Kimber narrowed her eyes. “Why are you lucky?”
“Because. I get to call the sexiest chick in this dump of a town my girlfriend.”
She crossed her arms. “We’re not together, Dane.”
“What do you mean?”
“Exactly that. You and I-we don’t work. We don’t make sense.”
“But…” His satisfied expression became one of bewilderment. “But I want you in my life.”
“What about what I want?”
“I thought that was what you wanted.”
“Not anymore. We have too many problems. It’s like a giant onion of problems, with all sorts of layers, and we just can’t get to the core of anything. They’ll never be fixed.”
“Everyone has problems, bables. We’ll fix ours.”
“Stop calling me that.” She rose from the couch and paced the length of the room. “And we won’t fix them. We can’t. If we could, why didn’t we fix them before?”
“I don’t know.” He shook his head, looking lost. “I guess I was just being a stubborn jerk.”
“But now you think things could be better.”
“Well, I fucking hope so, Kimber, because I’ve never been this unhappy before in my life. I just don’t feel like myself. I’m not Dane without Kimber.”
“But you are.
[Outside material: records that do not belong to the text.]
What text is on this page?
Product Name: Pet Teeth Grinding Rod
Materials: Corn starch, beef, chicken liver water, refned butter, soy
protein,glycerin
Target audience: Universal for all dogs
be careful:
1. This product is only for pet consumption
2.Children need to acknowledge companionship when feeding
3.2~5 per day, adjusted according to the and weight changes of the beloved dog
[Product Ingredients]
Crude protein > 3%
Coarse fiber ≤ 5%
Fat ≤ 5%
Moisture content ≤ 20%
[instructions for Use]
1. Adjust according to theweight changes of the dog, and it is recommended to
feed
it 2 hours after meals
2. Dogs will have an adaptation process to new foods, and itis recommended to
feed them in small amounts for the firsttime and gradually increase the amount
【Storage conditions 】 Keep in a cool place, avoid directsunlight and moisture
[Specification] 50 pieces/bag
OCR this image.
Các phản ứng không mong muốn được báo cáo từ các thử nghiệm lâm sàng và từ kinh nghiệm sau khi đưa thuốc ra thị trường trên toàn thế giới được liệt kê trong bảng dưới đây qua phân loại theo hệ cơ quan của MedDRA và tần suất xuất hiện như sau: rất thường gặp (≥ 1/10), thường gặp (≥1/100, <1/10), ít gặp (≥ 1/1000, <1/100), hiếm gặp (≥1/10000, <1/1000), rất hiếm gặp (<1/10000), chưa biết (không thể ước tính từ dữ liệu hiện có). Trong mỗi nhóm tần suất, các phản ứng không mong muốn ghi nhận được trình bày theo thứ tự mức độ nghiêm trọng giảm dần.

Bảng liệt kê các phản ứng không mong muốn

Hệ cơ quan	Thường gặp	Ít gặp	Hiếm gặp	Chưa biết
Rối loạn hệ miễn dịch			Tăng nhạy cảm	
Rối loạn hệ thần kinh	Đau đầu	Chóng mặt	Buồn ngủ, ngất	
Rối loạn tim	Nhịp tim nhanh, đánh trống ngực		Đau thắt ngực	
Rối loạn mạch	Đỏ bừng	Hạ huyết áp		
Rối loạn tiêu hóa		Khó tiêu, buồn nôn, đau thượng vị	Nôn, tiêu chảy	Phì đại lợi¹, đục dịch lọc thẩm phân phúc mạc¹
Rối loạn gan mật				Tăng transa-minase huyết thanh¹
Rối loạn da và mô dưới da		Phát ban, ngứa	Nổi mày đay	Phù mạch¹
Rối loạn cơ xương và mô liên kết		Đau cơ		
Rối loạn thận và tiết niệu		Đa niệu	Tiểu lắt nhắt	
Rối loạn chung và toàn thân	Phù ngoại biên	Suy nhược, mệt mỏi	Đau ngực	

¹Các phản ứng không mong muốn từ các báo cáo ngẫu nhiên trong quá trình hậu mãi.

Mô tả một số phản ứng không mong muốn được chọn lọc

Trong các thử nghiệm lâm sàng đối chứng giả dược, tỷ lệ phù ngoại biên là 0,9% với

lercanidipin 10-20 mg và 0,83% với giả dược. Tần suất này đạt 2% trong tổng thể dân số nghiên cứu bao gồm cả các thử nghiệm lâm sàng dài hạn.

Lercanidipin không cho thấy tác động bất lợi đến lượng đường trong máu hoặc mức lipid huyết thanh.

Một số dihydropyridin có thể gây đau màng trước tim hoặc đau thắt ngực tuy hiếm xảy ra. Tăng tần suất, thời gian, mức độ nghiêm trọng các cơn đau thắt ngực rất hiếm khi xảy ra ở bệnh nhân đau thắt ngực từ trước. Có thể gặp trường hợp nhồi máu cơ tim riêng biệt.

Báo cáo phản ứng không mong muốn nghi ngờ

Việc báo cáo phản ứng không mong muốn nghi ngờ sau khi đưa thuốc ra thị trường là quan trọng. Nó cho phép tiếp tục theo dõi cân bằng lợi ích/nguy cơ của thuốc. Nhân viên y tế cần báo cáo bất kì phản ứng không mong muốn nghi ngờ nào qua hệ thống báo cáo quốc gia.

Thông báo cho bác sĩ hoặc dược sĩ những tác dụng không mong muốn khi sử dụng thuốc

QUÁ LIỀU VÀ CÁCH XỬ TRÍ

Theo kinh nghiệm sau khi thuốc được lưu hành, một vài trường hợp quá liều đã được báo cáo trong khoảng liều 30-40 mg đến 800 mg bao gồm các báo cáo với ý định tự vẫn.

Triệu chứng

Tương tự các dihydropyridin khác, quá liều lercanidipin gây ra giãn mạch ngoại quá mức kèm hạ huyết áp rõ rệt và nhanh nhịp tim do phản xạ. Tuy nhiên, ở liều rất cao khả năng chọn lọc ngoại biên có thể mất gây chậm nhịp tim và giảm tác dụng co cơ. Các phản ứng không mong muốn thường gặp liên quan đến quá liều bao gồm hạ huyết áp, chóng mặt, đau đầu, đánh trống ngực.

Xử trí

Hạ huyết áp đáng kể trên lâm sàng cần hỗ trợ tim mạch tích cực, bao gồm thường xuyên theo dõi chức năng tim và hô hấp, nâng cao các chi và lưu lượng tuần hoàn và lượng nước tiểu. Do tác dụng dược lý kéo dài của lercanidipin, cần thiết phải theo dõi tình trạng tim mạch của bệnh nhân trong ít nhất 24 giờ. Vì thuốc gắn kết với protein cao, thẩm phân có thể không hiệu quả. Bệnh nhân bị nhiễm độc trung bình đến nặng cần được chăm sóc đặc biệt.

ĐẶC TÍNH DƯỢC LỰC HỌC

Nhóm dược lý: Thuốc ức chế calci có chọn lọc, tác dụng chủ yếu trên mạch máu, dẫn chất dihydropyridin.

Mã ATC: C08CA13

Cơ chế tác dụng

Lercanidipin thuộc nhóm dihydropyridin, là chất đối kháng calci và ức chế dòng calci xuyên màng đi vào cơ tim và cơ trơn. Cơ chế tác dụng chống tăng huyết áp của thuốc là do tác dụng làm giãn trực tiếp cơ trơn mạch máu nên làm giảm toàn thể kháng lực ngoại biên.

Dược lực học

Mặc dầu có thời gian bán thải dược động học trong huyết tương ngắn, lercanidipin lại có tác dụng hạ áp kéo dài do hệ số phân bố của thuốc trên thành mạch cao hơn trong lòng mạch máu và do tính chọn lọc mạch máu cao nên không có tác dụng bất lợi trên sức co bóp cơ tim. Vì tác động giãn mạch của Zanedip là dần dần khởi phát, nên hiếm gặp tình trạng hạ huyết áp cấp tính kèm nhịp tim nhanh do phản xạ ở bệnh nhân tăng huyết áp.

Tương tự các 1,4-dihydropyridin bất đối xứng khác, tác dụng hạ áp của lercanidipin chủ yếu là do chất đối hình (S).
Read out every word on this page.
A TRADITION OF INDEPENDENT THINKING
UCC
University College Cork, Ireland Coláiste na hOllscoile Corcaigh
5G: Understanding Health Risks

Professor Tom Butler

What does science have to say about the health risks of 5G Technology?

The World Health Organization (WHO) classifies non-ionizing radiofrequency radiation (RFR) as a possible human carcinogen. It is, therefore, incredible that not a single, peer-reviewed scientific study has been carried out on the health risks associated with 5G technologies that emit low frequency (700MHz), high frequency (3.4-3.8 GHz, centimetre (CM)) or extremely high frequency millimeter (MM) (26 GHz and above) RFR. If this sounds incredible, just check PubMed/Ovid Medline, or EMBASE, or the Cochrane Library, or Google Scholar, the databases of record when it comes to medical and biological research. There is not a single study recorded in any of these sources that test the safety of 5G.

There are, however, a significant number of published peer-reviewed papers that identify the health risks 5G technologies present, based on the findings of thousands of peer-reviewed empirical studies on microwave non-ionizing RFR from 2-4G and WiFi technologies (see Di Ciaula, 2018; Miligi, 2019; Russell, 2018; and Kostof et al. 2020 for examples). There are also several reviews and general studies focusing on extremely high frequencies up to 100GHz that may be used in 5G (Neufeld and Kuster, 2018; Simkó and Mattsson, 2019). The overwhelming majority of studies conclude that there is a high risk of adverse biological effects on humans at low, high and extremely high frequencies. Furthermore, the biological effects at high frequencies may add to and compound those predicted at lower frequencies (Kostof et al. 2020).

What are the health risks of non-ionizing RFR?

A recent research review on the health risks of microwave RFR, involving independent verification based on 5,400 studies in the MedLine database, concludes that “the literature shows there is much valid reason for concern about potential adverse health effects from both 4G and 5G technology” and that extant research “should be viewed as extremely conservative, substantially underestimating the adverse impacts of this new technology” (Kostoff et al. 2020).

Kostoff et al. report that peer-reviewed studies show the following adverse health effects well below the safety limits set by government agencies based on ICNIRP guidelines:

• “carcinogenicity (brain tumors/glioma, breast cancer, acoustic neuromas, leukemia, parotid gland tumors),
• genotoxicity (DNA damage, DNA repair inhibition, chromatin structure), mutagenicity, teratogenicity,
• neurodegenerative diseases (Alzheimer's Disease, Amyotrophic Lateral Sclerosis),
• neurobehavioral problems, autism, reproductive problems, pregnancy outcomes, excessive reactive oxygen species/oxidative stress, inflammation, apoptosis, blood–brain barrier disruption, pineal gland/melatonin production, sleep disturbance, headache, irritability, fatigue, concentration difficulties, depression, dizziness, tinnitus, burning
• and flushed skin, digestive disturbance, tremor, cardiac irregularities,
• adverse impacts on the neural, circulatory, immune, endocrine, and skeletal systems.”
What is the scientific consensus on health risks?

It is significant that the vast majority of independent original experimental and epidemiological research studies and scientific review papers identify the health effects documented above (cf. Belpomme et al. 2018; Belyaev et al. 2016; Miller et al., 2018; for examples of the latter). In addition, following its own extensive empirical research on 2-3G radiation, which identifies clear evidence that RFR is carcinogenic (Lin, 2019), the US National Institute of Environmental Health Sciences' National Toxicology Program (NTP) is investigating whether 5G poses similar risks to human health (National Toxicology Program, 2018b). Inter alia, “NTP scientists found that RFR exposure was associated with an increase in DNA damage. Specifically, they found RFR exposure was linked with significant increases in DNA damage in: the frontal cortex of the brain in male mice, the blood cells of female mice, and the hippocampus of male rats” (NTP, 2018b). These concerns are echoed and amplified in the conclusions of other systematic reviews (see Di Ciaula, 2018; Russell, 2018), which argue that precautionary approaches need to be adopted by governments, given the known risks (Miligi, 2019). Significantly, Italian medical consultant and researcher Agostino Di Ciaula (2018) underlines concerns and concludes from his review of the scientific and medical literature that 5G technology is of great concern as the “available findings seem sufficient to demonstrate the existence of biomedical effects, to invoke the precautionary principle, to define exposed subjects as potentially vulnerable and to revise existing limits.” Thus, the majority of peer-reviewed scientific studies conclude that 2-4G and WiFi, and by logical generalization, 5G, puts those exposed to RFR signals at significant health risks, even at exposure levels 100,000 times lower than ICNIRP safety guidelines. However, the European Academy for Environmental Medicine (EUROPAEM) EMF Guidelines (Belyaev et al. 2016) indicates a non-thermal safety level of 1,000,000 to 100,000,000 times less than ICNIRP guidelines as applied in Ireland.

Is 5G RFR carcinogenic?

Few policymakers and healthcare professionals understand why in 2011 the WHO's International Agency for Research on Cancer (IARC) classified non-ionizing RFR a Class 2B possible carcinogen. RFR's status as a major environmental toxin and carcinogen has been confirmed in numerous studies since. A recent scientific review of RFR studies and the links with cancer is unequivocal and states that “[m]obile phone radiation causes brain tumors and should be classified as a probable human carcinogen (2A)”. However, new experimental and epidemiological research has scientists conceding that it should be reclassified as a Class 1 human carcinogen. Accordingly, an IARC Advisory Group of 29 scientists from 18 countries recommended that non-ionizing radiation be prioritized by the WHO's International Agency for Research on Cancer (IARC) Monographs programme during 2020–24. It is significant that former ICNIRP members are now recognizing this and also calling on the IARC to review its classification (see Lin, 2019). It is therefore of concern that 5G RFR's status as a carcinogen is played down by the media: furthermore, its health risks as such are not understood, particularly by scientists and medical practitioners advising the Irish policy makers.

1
Everything you are is you without me. You’ve always been you without me.”
“And I don’t want to be,” he insisted. “I don’t understand. Look, I can be a better boyfriend. I’m ready for that now. I want to be good for you. I want to be with you.”
She stopped pacing and stared at him. Dane finally offered what she’d wanted after all these years. He knew the script; he knew all the right things to say, as if he’d sifted through the card aisle at Hallmark to pull his inspiration.
But now the offer wasn’t enough. It hadn’t been before, and it certainly wasn’t now. She thought of Jay, insisting he’d only ever need one chance, and she knew it was true. She would never be sitting around, having a similar conversation with Jay, because-all current events aside-Jay would never blow it like Dane had, over and over, without a second thought. A rush of affection mixed with regret flooded Kimber’s chest, and she sighed. “I think you should go.”
Dane watched her, stunned, his eyes like a battlefield after a war. “Are you really serious? You don’t want to be with me?”
“Come on. You know this doesn’t feel right. It never has.”
He stared at the rug, resembling a little boy whose ice cream just toppled from the cone and onto the hot sidewalk. A few minutes of silence drifted by until finally he clapped his hands on his knees with finality and stood. “Well then. Don’t I feel like a real asshole.”
Kimber sank back down on the couch and noted her apathy toward her ex-boyfriend as she watched Dane jam his feet into his sneakers, his movements slow, like he expected her to change her mind. When she said nothing, he said in a rush, “Y’know, Kimber, I really hope you find whatever it is you’re looking for. And I hope someday you’ll actually let someone try to make you happy, or else you’re going to be really lonely.”